Some people find this idea a little uncomfortable, but it’s just like your GP diagnosing whether you have the common cold or flu, so they can prescribe the right treatment.

There are seven anxiety disorders, which I summarise briefly below – map your symptoms on to the disorder to see whether you might have one. If you are unsure, please get an assessment from a cognitive or schema therapist; and remember that it’s common to suffer from more than one of these disorders at the same time, as well as other problems like depression or low self-esteem.

Panic disorder and agoraphobia

A panic attack involves a sudden increase in anxiety, accompanied by physical symptoms of anxiety, such as a racing heart rate, breathlessness or dizziness. Panic disorder involves recurrent panic attacks and may or may not lead to agoraphobia – anxiety about being in situations in which escape would be embarrassing or help would not be available in the case of a panic attack. People with agoraphobia may struggle to leave the house or be in open or public places, like shopping centres.

Health anxiety

Health anxiety (also called ‘hypochondriasis’) involves a fear of having a serious illness, like cancer or heart disease, and a preoccupation with bodily symptoms. The problem will not go away with medical reassurance and is often extremely distressing – you may be convinced you have a serious health problem but that no-one believes you, which is understandably frustrating and upsetting.

Social phobia

People with social phobia have a fear of social or performance situations, or both; you may feel comfortable with one trusted friend, but become anxious if their friend joins you. You might be fine in small groups, but the bigger the group the more your anxiety grows. And you might struggle in performance situations, like public speaking or university seminars – you may hate being put on the spot or have the feeling that everyone can see how anxious you are and will think badly of you in some way.

Specific phobia

This involves the persistent fear of a particular object of situation – it’s ‘specific’ because you fear that and not a wide range of things. The most common phobias are a fear of heights, public speaking, snakes, spiders, being in enclosed spaces, mice, needles and injections, crowds, clowns, darkness and dogs. Of course, some people struggle with more than one phobia. And it’s worth noting that specific phobias are relatively easy to treat with CBT – in around six sessions or less.

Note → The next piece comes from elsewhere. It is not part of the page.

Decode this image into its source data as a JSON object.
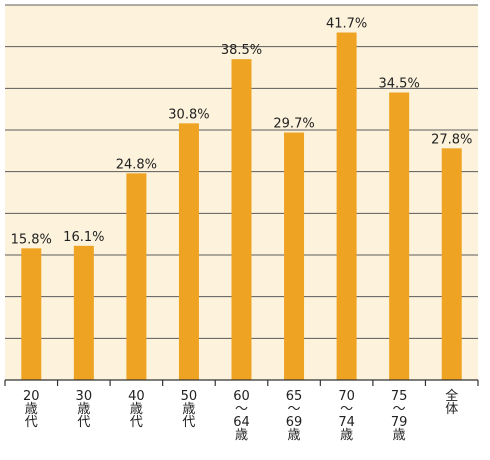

Generalised anxiety disorder (GAD)

GAD is defined as excessive anxiety and worry occurring more days than not for a period of at least six months and about a number of events or activities. The two key features of this disorder are ‘free-floating’ anxiety, which attaches itself to one thing after another; and persistent worry, which is more severe than normal worry, seems hard to control and causes distress and/or makes it difficult to function.

Obsessive-compulsive disorder (OCD)

If you are suffering from OCD, you will experience obsessions (intrusive images, impulses or thoughts) and/or compulsions (repetitive behaviours engaged in to minimise the anxiety or upset caused by the obsessional thought or because of rigid rules). Although the compulsion – which could involve checking, washing, prayers or replacing negative thoughts/images with positive ones – is intended to reduce distress or prevent a feared outcome, like someone you love being harmed. Unfortunately, the compulsion only provides short-term relief and is a key element of what maintains the OCD.

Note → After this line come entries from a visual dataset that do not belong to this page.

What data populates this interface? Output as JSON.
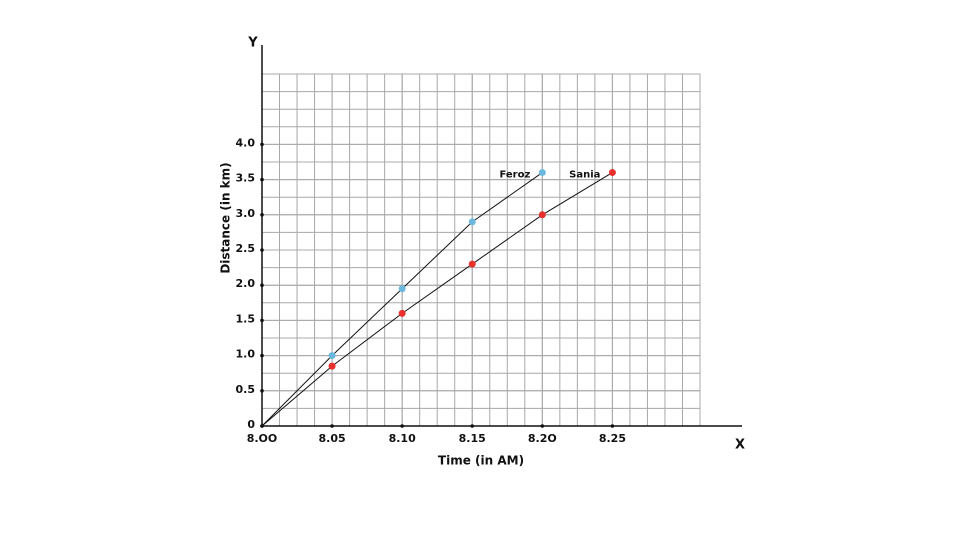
{
  "chart_data": {
    "type": "line",
    "x_label": "Time (in AM)",
    "y_label": "Distance (in km)",
    "x_axis_letter": "X",
    "y_axis_letter": "Y",
    "series": [
      {
        "name": "Feroz",
        "color": "#6bb8dc",
        "x": [
          8.0,
          8.05,
          8.1,
          8.15,
          8.2
        ],
        "values": [
          0,
          1.0,
          1.95,
          2.9,
          3.6
        ]
      },
      {
        "name": "Sania",
        "color": "#e8302c",
        "x": [
          8.0,
          8.05,
          8.1,
          8.15,
          8.2,
          8.25
        ],
        "values": [
          0,
          0.85,
          1.6,
          2.3,
          3.0,
          3.6
        ]
      }
    ],
    "xlim": [
      8.0,
      8.3125
    ],
    "ylim": [
      0,
      5.0
    ],
    "xticks": [
      {
        "value": 8.0,
        "label": "8.OO"
      },
      8.05,
      {
        "value": 8.1,
        "label": "8.10"
      },
      8.15,
      {
        "value": 8.2,
        "label": "8.2O"
      },
      8.25
    ],
    "yticks": [
      0,
      0.5,
      {
        "value": 1.0,
        "label": "1.0"
      },
      1.5,
      {
        "value": 2.0,
        "label": "2.0"
      },
      2.5,
      {
        "value": 3.0,
        "label": "3.0"
      },
      3.5,
      {
        "value": 4.0,
        "label": "4.0"
      }
    ],
    "grid": true
  }
}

Posttraumatic stress disorder (PTSD)

PTSD occurs as a reaction to a profoundly distressing event that threatened death or serious injury to yourself or other people; a response that involved intense fear, helplessness or horror; and key symptoms of re-experiencing, avoidance and hyperarousal. There is some debate over whether PTSD is an anxiety or stress/trauma disorder, but as it does involve very high levels of anxiety, I have included it here.